I have the master branch that has a bunch of features in it that will not be released. I was asked to remove those features from master and create a new branch that that has them in it so we can merge back to master later.
The steps I took were:
- Create a new branch off of master called "NewFeatures"
- Go back to master, delete all offending code (months of commits, hundreds) by hand
- Commit deletes to master
The expectation was that I would keep working on "NewFeatures" and periodically merge master into "NewFeatures" so that when I merge back in, it is seamless.
Now, when I want to keep "NewFeatures" up to date with master, master wants to delete all the code in NewFeatures.
My question is, what would have been the proper way to accomplish with Git "deleting a bunch of features from master and placing them into another branch for later merging"?

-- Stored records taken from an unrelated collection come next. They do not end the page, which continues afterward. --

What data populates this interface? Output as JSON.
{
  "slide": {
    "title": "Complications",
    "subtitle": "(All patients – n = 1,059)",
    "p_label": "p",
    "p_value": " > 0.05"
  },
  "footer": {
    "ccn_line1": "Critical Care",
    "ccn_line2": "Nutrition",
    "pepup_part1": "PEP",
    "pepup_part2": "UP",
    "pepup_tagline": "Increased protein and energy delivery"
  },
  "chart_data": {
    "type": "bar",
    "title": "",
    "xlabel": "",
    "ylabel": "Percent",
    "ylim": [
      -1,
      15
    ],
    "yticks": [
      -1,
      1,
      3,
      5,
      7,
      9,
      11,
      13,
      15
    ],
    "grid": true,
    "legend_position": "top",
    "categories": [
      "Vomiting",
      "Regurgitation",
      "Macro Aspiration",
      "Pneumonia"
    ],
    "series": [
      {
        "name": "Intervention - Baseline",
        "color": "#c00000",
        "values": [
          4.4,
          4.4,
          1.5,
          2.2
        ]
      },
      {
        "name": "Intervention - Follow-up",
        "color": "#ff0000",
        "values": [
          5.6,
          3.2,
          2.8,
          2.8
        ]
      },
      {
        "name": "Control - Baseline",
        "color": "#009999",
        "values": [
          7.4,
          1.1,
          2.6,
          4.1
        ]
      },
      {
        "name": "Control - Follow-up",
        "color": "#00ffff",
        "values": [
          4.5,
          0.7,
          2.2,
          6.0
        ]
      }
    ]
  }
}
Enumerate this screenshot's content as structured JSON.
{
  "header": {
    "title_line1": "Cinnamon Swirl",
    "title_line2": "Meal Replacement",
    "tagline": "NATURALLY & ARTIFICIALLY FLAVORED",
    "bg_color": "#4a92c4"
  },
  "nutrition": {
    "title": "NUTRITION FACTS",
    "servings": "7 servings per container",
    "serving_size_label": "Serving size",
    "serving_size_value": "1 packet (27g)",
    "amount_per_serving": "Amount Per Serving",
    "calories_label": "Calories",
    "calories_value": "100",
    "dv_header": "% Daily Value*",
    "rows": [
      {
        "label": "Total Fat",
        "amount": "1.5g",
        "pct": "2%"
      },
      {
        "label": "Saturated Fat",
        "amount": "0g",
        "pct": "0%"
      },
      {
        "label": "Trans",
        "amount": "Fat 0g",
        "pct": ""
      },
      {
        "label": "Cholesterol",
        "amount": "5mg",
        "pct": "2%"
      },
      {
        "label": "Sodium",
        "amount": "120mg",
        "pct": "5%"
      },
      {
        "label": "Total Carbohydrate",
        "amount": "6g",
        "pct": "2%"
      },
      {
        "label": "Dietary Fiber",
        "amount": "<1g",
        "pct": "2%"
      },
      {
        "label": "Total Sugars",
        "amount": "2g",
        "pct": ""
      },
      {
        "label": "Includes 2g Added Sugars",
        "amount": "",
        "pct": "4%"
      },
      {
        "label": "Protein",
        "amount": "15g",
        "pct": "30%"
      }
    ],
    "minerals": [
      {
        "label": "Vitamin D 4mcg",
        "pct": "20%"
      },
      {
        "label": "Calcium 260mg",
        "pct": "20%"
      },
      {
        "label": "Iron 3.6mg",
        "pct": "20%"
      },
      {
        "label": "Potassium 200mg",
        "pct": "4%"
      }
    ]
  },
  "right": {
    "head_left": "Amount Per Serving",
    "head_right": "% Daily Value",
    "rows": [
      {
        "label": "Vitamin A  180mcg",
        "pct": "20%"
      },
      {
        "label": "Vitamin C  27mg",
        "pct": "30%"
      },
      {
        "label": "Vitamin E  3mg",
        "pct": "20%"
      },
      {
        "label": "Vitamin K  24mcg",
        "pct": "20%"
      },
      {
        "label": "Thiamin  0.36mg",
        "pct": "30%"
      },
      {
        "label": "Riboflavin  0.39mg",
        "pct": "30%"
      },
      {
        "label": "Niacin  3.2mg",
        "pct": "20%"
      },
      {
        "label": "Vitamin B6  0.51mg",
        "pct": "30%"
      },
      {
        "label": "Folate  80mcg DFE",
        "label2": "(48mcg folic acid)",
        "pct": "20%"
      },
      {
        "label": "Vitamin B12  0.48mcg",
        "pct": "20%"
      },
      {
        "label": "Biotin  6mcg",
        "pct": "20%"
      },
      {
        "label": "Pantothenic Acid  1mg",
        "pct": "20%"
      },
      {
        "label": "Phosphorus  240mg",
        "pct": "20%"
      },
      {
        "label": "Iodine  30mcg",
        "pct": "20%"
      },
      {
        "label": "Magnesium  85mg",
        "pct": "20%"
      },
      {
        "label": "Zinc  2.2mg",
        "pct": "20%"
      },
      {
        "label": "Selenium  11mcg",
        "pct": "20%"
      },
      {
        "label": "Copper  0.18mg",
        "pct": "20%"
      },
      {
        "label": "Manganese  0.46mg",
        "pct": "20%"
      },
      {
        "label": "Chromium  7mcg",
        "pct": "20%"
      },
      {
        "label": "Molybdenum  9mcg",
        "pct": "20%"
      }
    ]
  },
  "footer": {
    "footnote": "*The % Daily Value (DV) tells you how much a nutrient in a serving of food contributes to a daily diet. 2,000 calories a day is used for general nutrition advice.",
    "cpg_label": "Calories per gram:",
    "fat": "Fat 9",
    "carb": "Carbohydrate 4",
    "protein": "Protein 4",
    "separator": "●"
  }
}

UPDATE Thanks for the responses. I've made a diagram that hopefully explains things. The biggest problem is that at the first merge from main to feature (the first xy on the second row), the main branch wants to erase everything that was y because I removed all y's.
- y - x - y - (remove y's) - x - x - (release x)-x - x - xy - xy - xy - (release xy)
\ \ \ /
y - y - y - y - y - xy - y - y - xy - (done)
UPDATE 2 I ended up moving the branch to just after I deleted NewFeature from main (but I had copied out the removed files) and then copied the removed files back in. This way, main can merge into NewFeature without killing things, and NewFeature can merge back into main without problems. I lose some commit log tracking, but it seemed better than cherry-picking files for the next three days.
The below help seemed to be the correct way to do it, but this way seems to be good enough for me (and the discussion led me to the way I finally did it, so thanks guys).